旅を途中で切り上げるのも嫌なので、このまま京都まで行くしかない。
お菊塚とは、ご存知怪談『番長皿屋敷』の主人公、お菊さんの墓と伝えられるものである。
ご存知でない方のために、簡単に説明しておく。
お菊は、平塚宿の役人、真壁源右衛門の娘。
大変な器量良しとして知られていた。
江戸の旗本・青山主膳のところへ奉公中、家宝の皿を割ったという嫌疑をかけられ、手打ちにされてしまう。
以後、夜な夜な井戸からお菊さんの幽霊が現れ、悲しそうに、「いちま〜い、に〜ま〜い」と皿を数えたという。
この番長皿屋敷をモチーフにしたアトラクションが、ここには用意されていた。
と言っても、おどろおどろしいものではない。
ここにあるのは、番長皿屋敷は番長皿屋敷でも、落語の番長皿屋敷をモチーフにした、楽しいものである。
そのあらすじは、こうである。
お菊さんの幽霊は、大変美人ということで、町内のお調子者連中が見物に出かけた。
お菊さんが皿を9枚まで数えると、取り殺されてしまうと言うので、8枚までで逃げ出すことに。

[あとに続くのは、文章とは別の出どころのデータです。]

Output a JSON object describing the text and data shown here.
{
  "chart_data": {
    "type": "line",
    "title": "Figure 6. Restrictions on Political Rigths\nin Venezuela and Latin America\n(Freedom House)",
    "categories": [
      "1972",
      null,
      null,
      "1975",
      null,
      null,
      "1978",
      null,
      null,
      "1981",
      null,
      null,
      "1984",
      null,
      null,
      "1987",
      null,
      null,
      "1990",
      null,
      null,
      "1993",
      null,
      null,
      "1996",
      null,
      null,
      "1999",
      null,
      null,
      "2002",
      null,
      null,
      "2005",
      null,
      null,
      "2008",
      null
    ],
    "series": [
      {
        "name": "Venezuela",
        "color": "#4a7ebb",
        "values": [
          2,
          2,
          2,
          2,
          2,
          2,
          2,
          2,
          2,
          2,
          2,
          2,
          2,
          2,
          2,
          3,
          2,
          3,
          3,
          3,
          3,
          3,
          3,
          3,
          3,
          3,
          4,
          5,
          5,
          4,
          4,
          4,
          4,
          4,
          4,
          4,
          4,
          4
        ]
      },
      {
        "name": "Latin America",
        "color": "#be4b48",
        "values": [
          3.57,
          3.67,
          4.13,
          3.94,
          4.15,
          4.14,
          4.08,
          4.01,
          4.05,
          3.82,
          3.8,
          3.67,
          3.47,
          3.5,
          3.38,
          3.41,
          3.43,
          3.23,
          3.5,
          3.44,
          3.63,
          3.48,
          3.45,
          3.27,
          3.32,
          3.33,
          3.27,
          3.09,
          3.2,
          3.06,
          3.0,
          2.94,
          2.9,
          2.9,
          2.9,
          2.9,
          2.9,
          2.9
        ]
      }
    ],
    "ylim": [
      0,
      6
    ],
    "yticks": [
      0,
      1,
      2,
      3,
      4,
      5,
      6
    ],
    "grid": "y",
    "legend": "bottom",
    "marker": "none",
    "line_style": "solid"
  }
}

すぐにお菊さんの美人が評判になり、押すな押すなの大繁盛になるのだが。
この後のオチは、ご自身で確かめていただきたい。
ミケタマの二人が、お菊塚までやってくると、すぐにお菊さんショーが始まった。
すでに客席はぎっしりとファンで埋まっている。
ここは特設ステージになっている。
ステージの真ん中に井戸がある。
ステージ後方には、ロックバンドが。
バンドが派手な音楽を奏でると、照明が焚かれ、井戸からお菊さんが出てきた。
「いよっ、待ってました!」
「お菊さーん!」
客席から掛け声がかかる。
中から現れたのは、井戸水の滴るほどいい女。
それもそのはず、この女性は、ミスお菊さんコンテストで選ばれた、飛び切りの美女なのだ。
「きゃー、かわいいー!」
「お菊さーん!」
と、ミケタマの二人も一瞬にして心を奪われた。